HOFer Stephenson Turned Down Trump For Career

Long before Donald Trump was the President of the United States and Jan Stephenson was a World Golf Hall of Fame inductee, they were young professionals in their respective fields who crossed paths and hit it off. 

As Stephenson told ForTheWin’s Luke Kerr-Dineen, the future Hall of Famer could have conceivably been Mrs. Donald Trump, but she chose her burgeoning golf career over Trump.


Stephenson relayed a memory that always springs to mind when she thinks of Trump. It centers around a Trump dinner invitation in New York while Stephenson was in Atlanta preparing to play in a tournament. Because she had a Pro-Am the next day, Stephenson requested Trump fly down to Atlanta to meet her for dinner.
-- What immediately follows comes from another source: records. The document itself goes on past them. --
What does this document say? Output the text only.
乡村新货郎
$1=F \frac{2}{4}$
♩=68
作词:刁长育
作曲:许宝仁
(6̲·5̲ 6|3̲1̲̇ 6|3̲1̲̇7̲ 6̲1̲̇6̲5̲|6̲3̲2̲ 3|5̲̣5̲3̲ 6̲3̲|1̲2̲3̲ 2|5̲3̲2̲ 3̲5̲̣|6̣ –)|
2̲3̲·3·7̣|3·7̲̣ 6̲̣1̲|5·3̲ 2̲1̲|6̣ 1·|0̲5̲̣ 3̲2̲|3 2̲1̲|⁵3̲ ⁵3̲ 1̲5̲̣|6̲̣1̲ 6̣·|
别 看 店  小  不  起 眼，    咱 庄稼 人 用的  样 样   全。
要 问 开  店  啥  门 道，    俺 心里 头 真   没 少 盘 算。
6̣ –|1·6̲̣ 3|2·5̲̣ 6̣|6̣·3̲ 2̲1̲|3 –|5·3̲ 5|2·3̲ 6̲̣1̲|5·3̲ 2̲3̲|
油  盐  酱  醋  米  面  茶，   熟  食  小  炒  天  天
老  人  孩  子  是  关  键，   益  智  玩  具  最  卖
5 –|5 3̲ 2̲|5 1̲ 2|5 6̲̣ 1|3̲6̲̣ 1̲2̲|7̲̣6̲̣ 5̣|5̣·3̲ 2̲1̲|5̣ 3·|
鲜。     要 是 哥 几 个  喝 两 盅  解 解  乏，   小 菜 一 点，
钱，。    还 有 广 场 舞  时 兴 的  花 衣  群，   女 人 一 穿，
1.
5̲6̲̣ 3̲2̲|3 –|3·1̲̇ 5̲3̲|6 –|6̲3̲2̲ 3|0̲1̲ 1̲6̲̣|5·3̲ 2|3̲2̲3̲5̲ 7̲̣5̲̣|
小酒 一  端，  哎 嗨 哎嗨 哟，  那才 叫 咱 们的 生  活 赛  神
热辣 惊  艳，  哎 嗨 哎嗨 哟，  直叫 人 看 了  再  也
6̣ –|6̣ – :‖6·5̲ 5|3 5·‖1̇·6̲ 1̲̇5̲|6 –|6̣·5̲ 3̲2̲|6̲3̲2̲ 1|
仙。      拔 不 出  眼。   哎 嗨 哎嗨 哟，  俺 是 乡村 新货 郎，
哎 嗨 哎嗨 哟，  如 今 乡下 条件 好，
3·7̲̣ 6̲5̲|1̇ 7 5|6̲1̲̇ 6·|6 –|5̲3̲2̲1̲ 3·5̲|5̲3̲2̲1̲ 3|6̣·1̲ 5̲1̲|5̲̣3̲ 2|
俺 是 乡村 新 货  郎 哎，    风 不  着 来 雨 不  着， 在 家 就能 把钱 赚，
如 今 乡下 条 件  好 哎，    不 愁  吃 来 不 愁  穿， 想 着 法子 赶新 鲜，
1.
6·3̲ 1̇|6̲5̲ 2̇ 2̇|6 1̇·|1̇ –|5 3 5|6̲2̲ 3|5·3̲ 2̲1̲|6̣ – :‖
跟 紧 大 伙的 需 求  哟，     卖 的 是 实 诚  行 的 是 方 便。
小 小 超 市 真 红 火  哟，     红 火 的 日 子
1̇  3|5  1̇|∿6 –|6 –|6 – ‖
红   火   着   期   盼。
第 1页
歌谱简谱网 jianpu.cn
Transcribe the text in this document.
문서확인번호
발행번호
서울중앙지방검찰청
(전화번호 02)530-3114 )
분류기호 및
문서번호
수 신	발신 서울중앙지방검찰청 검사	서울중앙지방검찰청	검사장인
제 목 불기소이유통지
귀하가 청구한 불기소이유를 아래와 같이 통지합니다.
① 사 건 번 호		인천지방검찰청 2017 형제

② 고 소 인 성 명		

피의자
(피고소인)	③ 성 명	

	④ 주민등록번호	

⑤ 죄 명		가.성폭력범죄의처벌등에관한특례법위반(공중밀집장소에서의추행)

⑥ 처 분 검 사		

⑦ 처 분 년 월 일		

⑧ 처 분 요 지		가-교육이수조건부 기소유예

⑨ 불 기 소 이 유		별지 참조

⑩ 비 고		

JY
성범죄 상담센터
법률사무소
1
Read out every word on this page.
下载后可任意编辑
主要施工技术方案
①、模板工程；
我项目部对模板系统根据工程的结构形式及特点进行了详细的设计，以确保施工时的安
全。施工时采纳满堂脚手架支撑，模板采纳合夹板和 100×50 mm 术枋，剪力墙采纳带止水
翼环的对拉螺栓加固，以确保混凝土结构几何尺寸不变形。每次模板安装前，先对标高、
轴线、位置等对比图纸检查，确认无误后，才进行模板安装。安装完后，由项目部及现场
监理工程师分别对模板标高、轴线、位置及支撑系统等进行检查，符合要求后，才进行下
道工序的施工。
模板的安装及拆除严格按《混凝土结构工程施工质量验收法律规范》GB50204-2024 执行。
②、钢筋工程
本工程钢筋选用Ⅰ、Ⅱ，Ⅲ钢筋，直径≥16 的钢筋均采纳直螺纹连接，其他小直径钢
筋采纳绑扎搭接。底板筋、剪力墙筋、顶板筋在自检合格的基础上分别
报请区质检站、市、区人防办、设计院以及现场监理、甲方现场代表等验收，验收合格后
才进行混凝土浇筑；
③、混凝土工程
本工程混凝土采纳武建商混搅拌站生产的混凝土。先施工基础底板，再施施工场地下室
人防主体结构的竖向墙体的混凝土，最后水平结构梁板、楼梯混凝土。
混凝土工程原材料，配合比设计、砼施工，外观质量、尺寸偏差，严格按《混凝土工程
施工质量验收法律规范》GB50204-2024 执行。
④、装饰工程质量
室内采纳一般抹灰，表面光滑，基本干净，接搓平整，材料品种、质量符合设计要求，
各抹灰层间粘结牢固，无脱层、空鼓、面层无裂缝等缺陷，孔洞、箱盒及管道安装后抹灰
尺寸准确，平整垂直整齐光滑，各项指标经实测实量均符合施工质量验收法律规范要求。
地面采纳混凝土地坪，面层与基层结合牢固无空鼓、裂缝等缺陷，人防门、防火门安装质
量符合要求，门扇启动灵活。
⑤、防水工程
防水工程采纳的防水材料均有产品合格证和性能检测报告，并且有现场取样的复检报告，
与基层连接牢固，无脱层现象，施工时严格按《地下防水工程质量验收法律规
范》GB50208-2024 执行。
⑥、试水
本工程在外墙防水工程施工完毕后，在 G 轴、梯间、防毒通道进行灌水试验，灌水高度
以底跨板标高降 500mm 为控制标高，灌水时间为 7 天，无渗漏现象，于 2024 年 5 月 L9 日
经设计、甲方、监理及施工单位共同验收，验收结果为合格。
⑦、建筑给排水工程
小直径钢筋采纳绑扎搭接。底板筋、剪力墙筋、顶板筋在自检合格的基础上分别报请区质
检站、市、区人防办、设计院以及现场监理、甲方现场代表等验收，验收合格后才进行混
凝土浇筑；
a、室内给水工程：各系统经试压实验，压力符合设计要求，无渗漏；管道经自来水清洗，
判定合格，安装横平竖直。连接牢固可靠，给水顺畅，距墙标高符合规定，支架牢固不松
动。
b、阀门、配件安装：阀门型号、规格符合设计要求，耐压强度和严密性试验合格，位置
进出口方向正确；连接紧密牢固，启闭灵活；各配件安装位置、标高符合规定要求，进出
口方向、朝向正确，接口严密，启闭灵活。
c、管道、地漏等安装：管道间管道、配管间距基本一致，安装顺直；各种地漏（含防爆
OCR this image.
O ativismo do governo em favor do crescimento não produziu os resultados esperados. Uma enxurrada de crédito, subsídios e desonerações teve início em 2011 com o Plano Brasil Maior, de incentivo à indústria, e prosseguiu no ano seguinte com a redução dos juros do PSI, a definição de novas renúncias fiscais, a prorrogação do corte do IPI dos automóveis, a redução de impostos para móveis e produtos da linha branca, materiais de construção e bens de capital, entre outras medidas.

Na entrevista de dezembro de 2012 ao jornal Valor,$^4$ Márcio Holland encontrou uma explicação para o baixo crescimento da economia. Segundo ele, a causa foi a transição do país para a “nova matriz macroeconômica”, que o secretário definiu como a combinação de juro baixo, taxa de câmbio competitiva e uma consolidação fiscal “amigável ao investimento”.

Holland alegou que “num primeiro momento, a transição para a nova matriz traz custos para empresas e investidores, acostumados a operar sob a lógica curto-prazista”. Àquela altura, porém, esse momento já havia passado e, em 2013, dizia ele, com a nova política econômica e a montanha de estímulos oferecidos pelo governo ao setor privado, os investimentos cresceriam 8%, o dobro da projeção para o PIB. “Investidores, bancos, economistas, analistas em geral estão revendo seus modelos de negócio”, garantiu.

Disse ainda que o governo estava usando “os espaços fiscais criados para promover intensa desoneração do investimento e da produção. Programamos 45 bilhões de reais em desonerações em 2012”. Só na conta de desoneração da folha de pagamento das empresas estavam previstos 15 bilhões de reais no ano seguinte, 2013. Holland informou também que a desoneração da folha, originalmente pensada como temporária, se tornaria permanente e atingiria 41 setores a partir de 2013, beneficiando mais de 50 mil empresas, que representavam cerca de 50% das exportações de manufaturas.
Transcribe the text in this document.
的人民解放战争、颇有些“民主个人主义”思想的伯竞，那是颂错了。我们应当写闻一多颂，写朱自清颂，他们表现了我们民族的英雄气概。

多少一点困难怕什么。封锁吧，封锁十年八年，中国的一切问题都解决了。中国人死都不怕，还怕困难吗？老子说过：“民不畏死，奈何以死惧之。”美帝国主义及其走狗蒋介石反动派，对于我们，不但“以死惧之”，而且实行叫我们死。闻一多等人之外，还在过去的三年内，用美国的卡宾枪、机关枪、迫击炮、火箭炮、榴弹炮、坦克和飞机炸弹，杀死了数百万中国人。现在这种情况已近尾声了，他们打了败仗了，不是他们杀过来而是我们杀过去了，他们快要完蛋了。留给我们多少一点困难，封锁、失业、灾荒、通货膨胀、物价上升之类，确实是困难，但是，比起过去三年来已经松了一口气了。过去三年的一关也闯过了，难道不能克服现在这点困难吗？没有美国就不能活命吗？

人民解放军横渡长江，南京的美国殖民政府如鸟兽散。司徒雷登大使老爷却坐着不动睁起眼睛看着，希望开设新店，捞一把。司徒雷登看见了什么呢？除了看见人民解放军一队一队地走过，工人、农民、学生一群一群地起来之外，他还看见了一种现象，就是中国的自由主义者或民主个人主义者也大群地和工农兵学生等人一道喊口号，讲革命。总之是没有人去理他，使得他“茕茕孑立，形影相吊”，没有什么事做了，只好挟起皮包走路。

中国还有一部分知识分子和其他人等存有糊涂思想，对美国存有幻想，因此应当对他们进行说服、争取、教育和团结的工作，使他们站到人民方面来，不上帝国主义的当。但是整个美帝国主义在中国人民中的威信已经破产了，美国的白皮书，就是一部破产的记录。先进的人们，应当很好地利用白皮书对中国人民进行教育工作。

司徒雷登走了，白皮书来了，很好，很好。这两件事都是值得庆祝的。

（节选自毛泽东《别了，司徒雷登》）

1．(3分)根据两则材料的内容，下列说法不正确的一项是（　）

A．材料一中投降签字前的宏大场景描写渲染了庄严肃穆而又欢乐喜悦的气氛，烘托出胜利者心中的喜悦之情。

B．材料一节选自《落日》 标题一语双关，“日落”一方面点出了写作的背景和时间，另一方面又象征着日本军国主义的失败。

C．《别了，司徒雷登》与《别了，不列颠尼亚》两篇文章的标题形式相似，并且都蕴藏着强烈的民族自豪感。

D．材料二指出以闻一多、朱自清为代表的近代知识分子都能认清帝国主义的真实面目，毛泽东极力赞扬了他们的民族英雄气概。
“When a limo arrived to pick her up, ostensibly to allow her to meet Trump upon his arrival, the driver literally rolled out a red carpet,” Kerr-Dineen wrote. “But when she got to the airport she said she was told to board a waiting plane.

“‘When I got inside the plane was full of roses, and there was one rose sitting on seat with a letter for a dinner reservation in Paris,’ Stephenson said. ‘That was the most romantic thing he ever did.'”

The most romantic thing he ever did was turned down by the 1974 LPGA Tour Rookie of the Year signaling the beginning of the end of their relationship. 

By the late 1970s, Stephenson had become one of the most recognizable women in sports, thanks in large part to her appearance on the cover of 1977’s Sport Magazine. 

However, before she caught mainstream attention, she caught the attention of Trump. In 1975, LPGA Tour commissioner Ray Volpe arranged a dinner between the new face of the Tour and Trump, where the pair hit it off. 

“He was seeing (future wife) Ivana and I at the same time. He was really open about it,” Stephenson remembers. “She was an accomplished skier at the time, and he said she was prepared to give up her career to be with him. I told him I couldn’t do that. I think that was the reason it never worked out between us.

‘It was kind of a yes or no. He started getting really serious with Ivana after that.”

Stephenson and Trump’s courtship lasted about a year from 1975 to 1976. After their amicable split, Trump would go on to marry his first wife in April of 1977. 

Stephenson told Kerr-Dineen that she doesn’t regret her decision to continue to focus on her career, but admitted she can’t help but wonder what may have been.